Par • 3 avril 2007 à 1:53

En vue de la remise du Prix littéraire des collégiens 2007, qui verra un auteur québécois récompensé le vendredi 13 avril prochain au Salon du Livre de Québec, nous vous proposons aujourd’hui la critique des cinq titres en lice cette année, histoire de faire vos pronostics. Le premier à subir le test est le roman Alia signé par Mélikah Abdelmoumen et publié chez Marchand de feuilles.

La violence amène trop souvent à la violence. Même pas besoin de lever la main : un cri, un regard trop dur ou une hypocrisie mal voilée suffisent pour marquer l’esprit d’une enfant. Toute petite, Alia Ben Fasser en a soupé, de ces climats malsains qui vous briment les jeunes refrains. Une fois adulte, devenue auteure versant dans l’autofiction baveuse, pour ne pas dire dégoulinante de fiel, Alia profite de sa tribune littéraire pour mordre les mains qui ont nourri son amertume. Ce qui n’a pas l’heur de calmer la tempête qui lui bouffe la tête. Pendant qu’un artiste français aveuglé par sa petite personne et qu’un modeste philosophe peu à peu épris d’elle s’occupent de piétiner le tapis d’entrée de son cœur. Miroir du vrai et du faux, ou l’art de se façonner une identité.

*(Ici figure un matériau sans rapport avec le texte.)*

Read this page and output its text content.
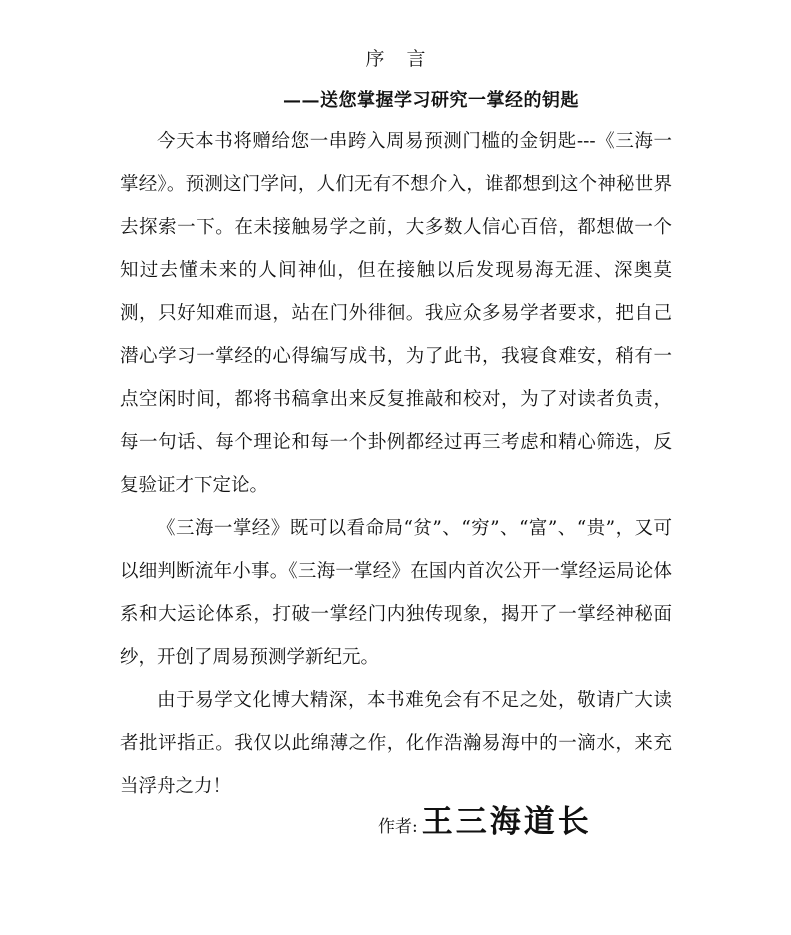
序 言
——送您掌握学习研究一掌经的钥匙

今天本书将赠给您一串跨入周易预测门槛的金钥匙---《三海一掌经》。预测这门学问，人们无有不想介入，谁都想到这个神秘世界去探索一下。在未接触易学之前，大多数人信心百倍，都想做一个知过去懂未来的人间神仙，但在接触以后发现易海无涯、深奥莫测，只好知难而退，站在门外徘徊。我应众多易学者要求，把自己潜心学习一掌经的心得编写成书，为了此书，我寝食难安，稍有一点空闲时间，都将书稿拿出来反复推敲和校对，为了对读者负责，每一句话、每个理论和每一个卦例都经过再三考虑和精心筛选，反复验证才下定论。

《三海一掌经》既可以看命局“贫”、“穷”、“富”、“贵”，又可以细判断流年小事。《三海一掌经》在国内首次公开一掌经运局论体系和大运论体系，打破一掌经门内独传现象，揭开了一掌经神秘面纱，开创了周易预测学新纪元。

由于易学文化博大精深，本书难免会有不足之处，敬请广大读者批评指正。我仅以此绵薄之作，化作浩瀚易海中的一滴水，来充当浮舟之力！

作者: 王三海道长
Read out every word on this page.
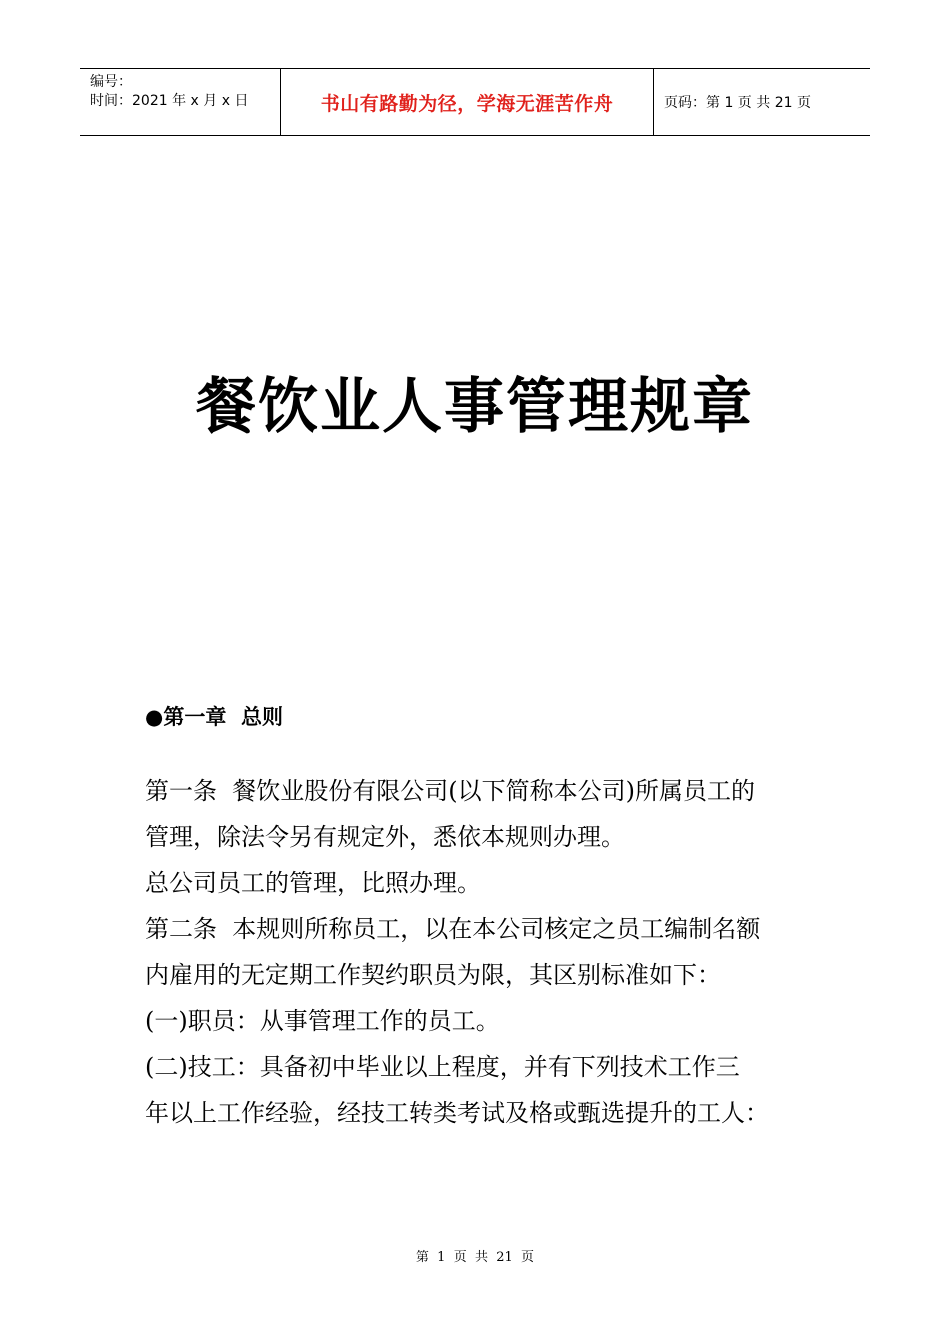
编号：
时间：2021 年 x 月 x 日	书山有路勤为径，学海无涯苦作舟	页码：第 1 页 共 21 页
餐饮业人事管理规章
●第一章  总则
第一条  餐饮业股份有限公司(以下简称本公司)所属员工的
管理，除法令另有规定外，悉依本规则办理。
总公司员工的管理，比照办理。
第二条  本规则所称员工，以在本公司核定之员工编制名额
内雇用的无定期工作契约职员为限，其区别标准如下：
(一)职员：从事管理工作的员工。
(二)技工：具备初中毕业以上程度，并有下列技术工作三
年以上工作经验，经技工转类考试及格或甄选提升的工人：
第  1  页  共  21  页
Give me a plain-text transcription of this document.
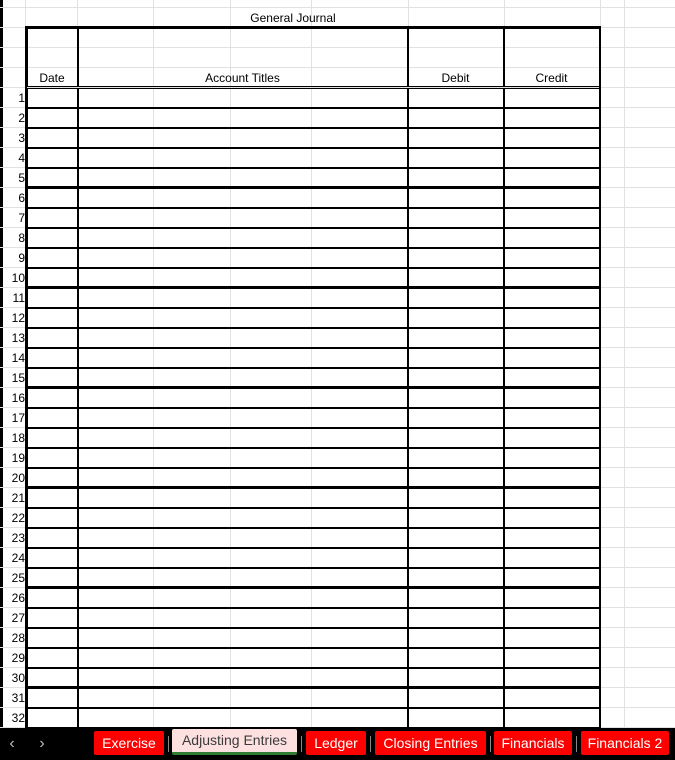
General Journal
Date	Account Titles	Debit	Credit
1
2
3
4
5
6
7
8
9
10
11
12
13
14
15
16
17
18
19
20
21
22
23
24
25
26
27
28
29
30
31
32
‹	›	Exercise	Adjusting Entries	Ledger	Closing Entries	Financials	Financials 2
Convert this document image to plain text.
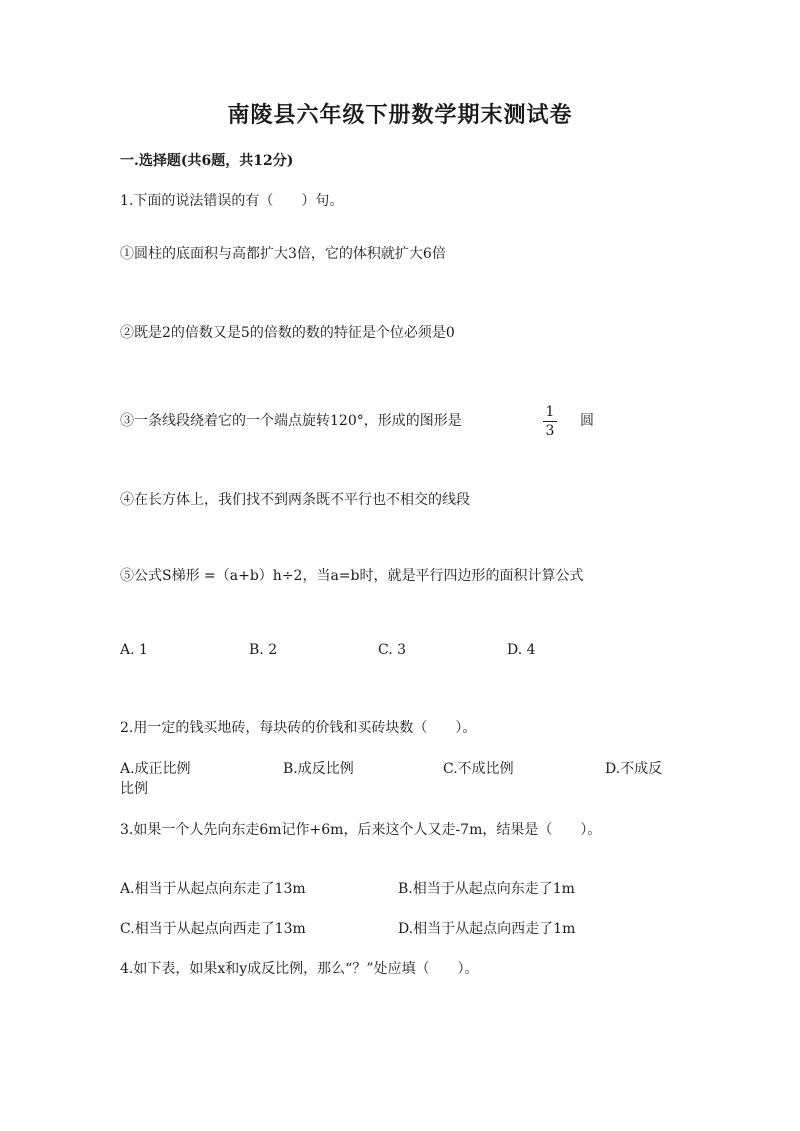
南陵县六年级下册数学期末测试卷
一.选择题(共6题，共12分)
1.下面的说法错误的有（　　）句。
①圆柱的底面积与高都扩大3倍，它的体积就扩大6倍
②既是2的倍数又是5的倍数的数的特征是个位必须是0
③一条线段绕着它的一个端点旋转120°，形成的图形是
1
3
圆
④在长方体上，我们找不到两条既不平行也不相交的线段
⑤公式S梯形 =（a+b）h÷2，当a=b时，就是平行四边形的面积计算公式
A. 1	B. 2	C. 3	D. 4
2.用一定的钱买地砖，每块砖的价钱和买砖块数（　　）。
A.成正比例	B.成反比例	C.不成比例	D.不成反
比例
3.如果一个人先向东走6m记作+6m，后来这个人又走-7m，结果是（　　）。
A.相当于从起点向东走了13m	B.相当于从起点向东走了1m
C.相当于从起点向西走了13m	D.相当于从起点向西走了1m
4.如下表，如果x和y成反比例，那么“？”处应填（　　）。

Au service d’une langue crue parfois teintée d’une imagerie onirique, Mélikah Abdelmoumen ne semble pas avoir voulu faire de cadeau à ses éventuels lecteurs. Son héroïne ressasse ses mauvais souvenirs comme on boit du café noir : par habitude, sans trop y croire, mais avec la désagréable impression qu’on y reviendra bien assez vite. Autrement dit, son Alia affiche une mine autodestructrice qui n’a de séduisant que le mystère entourant ses écrits, et ne participe donc en rien à un possible processus d’identification. Heureusement pour elle – et pour nous –, elle évolue à mi-chemin entre deux extrêmes, à savoir le mépris incarné et l’idéal romantique. Le performer Henri M. Dolbeic emprunte le premier trait, lui qui survient dans la vie d’Alia pour tout chambouler, sans égard à leur santé mentale. Tandis que Blaise Robert, son nouvel amour qu’elle n’arrive pas à embrasser du regard, est prêt à l’attendre et à surmonter avec elle ses doutes fondateurs et ses plaies ouvertes.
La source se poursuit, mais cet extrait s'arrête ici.